Mitchell moves next to the difficulty of forecasting tides at Tarawa, though the assault there took place in the autumn before D-Day. He does note that "General Eisenhower's planning staff in London did not have immediate access to the lessons learned at Tarawa" (88), but that does not account for his narrative's break from chronological order.

The remainder of the book concerns the Korean War, especially the landing at Inchon in 1950. It might make sense to include this episode from a conflict that "followed close on the heels of World War II" (109) in order to demonstrate how the lessons of the earlier conflict were applied (or not) in the latter. But, instead, the author describes the efforts of Eugene F. Clark, a Navy lieutenant in the Geographic Branch of General MacArthur's staff, to conduct reconnaissance in and around Inchon before the invasion. While Clark sought information about tidal range and bottom terrain, his is more a story of intrigue and infiltration, not oceanographic calculation. It derives mostly from a single source—Clark's own memoir.[1] Clark's exploits certainly make for a thrilling tale, but they relate only slightly to Mitchell's broader story of the development of oceanographic expertise in the service of amphibious warfare.

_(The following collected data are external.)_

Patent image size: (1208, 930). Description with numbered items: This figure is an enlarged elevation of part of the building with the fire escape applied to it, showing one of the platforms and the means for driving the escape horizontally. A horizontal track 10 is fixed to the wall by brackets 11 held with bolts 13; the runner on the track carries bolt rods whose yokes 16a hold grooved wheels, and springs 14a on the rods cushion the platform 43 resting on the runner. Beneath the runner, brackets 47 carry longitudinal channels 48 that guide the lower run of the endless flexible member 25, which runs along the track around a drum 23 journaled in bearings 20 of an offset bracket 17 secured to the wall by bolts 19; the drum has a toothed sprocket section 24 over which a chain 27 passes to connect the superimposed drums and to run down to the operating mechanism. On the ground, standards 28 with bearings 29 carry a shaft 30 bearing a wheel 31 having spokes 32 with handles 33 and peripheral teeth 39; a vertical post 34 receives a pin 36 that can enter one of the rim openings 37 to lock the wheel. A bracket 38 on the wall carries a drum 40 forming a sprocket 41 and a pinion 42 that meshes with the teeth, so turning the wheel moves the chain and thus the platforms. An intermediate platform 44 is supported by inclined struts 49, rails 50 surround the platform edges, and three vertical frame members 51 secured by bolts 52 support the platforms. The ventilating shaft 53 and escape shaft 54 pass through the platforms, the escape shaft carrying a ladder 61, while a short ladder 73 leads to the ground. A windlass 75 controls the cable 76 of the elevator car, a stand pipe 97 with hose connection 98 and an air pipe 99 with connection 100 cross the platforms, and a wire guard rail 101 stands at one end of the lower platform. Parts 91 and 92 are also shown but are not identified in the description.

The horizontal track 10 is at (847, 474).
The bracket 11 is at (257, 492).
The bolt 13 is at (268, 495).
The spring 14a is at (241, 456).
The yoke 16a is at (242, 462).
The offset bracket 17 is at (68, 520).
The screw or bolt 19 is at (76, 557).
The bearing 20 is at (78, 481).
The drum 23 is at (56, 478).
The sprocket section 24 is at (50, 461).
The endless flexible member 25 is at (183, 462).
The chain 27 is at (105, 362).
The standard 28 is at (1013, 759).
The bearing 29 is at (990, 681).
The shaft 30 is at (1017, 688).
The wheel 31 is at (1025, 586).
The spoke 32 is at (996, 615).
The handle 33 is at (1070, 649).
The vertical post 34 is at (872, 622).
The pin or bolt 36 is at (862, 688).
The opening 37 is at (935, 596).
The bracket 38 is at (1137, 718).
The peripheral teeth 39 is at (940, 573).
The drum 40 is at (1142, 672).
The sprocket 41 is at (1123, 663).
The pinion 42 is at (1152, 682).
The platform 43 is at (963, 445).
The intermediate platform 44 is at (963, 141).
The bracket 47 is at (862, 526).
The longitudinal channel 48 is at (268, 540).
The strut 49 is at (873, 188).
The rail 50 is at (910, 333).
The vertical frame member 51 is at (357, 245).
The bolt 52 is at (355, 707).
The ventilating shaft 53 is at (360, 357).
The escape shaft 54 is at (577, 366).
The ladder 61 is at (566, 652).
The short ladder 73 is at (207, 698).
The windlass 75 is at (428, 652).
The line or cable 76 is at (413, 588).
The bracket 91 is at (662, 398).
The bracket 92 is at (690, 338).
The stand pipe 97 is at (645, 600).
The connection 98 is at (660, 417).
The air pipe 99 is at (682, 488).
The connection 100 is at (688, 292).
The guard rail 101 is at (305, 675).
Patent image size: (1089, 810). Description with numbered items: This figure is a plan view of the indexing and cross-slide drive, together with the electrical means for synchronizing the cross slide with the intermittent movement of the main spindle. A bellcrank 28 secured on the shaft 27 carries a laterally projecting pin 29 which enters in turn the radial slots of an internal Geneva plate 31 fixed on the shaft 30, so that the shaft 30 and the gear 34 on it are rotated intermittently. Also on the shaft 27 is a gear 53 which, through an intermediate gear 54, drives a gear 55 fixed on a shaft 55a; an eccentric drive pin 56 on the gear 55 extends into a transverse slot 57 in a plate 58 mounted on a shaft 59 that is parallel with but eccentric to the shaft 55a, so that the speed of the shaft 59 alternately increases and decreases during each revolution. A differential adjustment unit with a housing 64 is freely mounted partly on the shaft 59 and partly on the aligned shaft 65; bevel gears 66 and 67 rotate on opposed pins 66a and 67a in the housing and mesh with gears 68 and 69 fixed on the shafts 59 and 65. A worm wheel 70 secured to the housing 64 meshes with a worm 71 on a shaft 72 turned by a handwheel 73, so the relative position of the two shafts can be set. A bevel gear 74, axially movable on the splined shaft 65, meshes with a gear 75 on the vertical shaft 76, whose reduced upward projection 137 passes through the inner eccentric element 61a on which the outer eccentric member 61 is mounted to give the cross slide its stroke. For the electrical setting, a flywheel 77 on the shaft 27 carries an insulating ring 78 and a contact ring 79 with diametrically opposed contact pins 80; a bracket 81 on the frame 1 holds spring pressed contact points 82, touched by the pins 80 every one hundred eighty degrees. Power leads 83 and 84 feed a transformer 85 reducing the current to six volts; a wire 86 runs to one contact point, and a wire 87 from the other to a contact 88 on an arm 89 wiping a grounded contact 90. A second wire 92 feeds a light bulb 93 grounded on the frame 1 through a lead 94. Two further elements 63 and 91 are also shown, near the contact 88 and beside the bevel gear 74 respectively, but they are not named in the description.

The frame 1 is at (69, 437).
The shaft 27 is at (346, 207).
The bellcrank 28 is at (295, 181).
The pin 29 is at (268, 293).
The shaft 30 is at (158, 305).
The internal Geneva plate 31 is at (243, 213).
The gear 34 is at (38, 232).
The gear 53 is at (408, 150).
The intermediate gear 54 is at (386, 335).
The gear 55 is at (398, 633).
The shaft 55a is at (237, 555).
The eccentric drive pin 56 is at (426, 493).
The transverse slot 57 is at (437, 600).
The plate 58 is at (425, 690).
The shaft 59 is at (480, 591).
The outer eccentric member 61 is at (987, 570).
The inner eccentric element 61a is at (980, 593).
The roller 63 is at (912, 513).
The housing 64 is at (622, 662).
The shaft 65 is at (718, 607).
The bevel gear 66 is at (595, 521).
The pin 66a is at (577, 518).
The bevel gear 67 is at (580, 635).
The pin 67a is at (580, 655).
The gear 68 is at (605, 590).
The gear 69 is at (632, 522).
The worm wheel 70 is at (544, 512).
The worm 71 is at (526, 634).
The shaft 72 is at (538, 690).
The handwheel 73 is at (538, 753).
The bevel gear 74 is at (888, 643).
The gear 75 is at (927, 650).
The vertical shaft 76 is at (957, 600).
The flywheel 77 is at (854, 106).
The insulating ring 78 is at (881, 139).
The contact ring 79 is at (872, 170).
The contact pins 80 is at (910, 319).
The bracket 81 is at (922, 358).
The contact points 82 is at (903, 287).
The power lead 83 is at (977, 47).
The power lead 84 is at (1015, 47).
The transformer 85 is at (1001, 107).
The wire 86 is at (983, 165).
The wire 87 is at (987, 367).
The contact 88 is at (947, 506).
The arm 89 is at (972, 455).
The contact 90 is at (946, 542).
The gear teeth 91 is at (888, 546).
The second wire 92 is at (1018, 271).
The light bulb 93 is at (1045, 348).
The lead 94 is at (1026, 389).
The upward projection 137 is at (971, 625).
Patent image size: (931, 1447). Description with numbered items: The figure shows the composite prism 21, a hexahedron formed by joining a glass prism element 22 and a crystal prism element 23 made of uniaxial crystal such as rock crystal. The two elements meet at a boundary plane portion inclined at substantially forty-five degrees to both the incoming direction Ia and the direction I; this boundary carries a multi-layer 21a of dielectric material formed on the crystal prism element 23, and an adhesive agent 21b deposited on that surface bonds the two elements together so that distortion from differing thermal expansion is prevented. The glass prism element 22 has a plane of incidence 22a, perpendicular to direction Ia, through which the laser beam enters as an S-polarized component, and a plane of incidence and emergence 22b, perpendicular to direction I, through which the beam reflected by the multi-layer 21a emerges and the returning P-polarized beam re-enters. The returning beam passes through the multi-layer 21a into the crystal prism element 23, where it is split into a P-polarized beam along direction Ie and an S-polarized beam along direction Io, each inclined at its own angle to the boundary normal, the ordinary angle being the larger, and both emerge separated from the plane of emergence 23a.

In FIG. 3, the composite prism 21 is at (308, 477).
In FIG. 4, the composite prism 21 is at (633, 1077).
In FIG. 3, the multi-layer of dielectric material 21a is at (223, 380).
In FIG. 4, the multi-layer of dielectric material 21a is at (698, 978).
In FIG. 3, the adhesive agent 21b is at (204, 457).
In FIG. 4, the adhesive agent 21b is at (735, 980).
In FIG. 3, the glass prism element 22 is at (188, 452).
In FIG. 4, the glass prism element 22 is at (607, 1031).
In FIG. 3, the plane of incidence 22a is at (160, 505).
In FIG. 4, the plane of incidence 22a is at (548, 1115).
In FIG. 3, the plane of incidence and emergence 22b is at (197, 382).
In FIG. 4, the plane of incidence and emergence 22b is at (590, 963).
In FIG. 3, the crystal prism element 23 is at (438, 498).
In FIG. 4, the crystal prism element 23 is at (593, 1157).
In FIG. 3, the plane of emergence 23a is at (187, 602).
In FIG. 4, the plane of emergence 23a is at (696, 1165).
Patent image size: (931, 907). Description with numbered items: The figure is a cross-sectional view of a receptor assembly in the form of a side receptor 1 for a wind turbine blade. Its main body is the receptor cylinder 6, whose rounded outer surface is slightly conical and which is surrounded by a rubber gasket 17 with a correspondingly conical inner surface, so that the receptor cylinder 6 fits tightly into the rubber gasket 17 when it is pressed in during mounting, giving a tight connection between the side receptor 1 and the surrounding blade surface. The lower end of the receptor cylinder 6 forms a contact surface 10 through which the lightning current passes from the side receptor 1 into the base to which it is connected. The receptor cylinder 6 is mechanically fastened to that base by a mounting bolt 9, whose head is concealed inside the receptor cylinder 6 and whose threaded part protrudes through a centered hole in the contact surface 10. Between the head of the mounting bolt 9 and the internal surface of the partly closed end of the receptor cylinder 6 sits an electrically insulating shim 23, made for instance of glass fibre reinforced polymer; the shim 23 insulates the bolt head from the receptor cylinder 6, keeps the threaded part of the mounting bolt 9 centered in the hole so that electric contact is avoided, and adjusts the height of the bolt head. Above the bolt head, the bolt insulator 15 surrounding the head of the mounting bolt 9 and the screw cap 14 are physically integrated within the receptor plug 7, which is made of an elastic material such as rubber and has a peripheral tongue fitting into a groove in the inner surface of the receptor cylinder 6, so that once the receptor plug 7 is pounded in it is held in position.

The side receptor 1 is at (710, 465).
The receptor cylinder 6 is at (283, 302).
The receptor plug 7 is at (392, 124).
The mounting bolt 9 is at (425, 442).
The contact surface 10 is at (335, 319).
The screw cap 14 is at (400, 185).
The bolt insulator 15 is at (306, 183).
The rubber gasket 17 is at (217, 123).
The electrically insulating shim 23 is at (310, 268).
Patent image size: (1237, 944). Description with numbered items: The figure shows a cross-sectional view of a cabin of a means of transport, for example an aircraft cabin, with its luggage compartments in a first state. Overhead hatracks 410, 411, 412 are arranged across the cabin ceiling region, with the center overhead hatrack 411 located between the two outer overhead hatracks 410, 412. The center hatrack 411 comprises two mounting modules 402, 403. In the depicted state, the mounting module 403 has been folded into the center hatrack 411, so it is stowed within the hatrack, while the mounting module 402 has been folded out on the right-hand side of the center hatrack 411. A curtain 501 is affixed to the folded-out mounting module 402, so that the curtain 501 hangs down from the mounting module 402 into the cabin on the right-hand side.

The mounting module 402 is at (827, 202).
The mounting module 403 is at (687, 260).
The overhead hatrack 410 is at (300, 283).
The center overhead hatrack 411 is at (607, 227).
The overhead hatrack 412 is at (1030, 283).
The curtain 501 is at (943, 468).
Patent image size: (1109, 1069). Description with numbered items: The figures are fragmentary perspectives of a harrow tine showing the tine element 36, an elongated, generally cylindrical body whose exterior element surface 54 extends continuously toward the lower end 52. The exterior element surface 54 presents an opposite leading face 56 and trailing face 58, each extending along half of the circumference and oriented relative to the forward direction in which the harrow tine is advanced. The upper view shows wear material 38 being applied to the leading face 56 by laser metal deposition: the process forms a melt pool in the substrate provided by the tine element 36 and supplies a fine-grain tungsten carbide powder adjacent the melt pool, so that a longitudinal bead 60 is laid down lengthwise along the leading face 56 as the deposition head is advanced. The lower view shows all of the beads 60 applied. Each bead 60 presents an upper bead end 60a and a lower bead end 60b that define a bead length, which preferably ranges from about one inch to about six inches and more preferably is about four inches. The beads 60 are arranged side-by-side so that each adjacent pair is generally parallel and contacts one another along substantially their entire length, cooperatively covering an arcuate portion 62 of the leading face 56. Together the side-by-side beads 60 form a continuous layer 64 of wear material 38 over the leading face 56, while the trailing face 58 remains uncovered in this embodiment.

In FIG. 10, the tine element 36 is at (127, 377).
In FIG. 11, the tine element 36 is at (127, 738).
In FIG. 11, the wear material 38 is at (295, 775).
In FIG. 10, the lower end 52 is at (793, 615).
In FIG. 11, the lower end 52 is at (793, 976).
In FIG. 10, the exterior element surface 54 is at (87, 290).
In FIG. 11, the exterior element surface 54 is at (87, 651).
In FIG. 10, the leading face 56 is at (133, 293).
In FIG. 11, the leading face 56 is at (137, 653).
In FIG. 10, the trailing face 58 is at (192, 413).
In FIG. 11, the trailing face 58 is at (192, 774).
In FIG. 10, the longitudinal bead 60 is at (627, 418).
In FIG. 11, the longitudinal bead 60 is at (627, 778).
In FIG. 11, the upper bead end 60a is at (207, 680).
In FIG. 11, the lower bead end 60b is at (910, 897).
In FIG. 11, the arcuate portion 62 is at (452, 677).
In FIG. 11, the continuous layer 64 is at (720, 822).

Throughout, Mitchell uses other memoirs, as well as interviews available in print or online, though very few that he himself conducted. These inform his discussion of the period from the training pipeline to Normandy, the most coherent and focused part of the volume. But his secondary sources are hard to evaluate, because the book's footnotes and bibliography point to websites without scholarly or military affiliations; indeed, some of these sites have already disappeared into the ether in the single year between the book's publication and this review.

Thomas Mitchell's episodic style of presentation delivers a series of fascinating stories. And his expertise as an oceanographer makes his asides on geophysical phenomena accessible to lay readers. No small thing. Nonspecialists curious about the relationship between oceanography and war-making should consider Winds, Waves, and Warriors an enjoyable place to dip their toes in the water. More advanced students and professionals should turn to the work of, for example, Gary Weir,[2] Naomi Oreskes and Ronald Rainger,[3] and Kristine Harper.[4]

[1] The Secrets of Inchon: The Untold Story of the Most Daring Covert Mission of the Korean War (NY: Penguin, 2002), written soon after the war.

[2] An Ocean in Common: American Naval Officers, Scientists, and the Ocean Environment (College Station: Texas A&M U Pr, 2001).

[3] "Science and Security before the Atomic Bomb: The Loyalty Case of Harald U. Sverdrup," Studies in History and Philosophy of Science Part B: Studies in History and Philosophy of Modern Physics 31 (2000) 309–69.

[4] Weather by the Numbers: The Genesis of Modern Meteorology (Cambridge, MA: MIT Pr, 2008).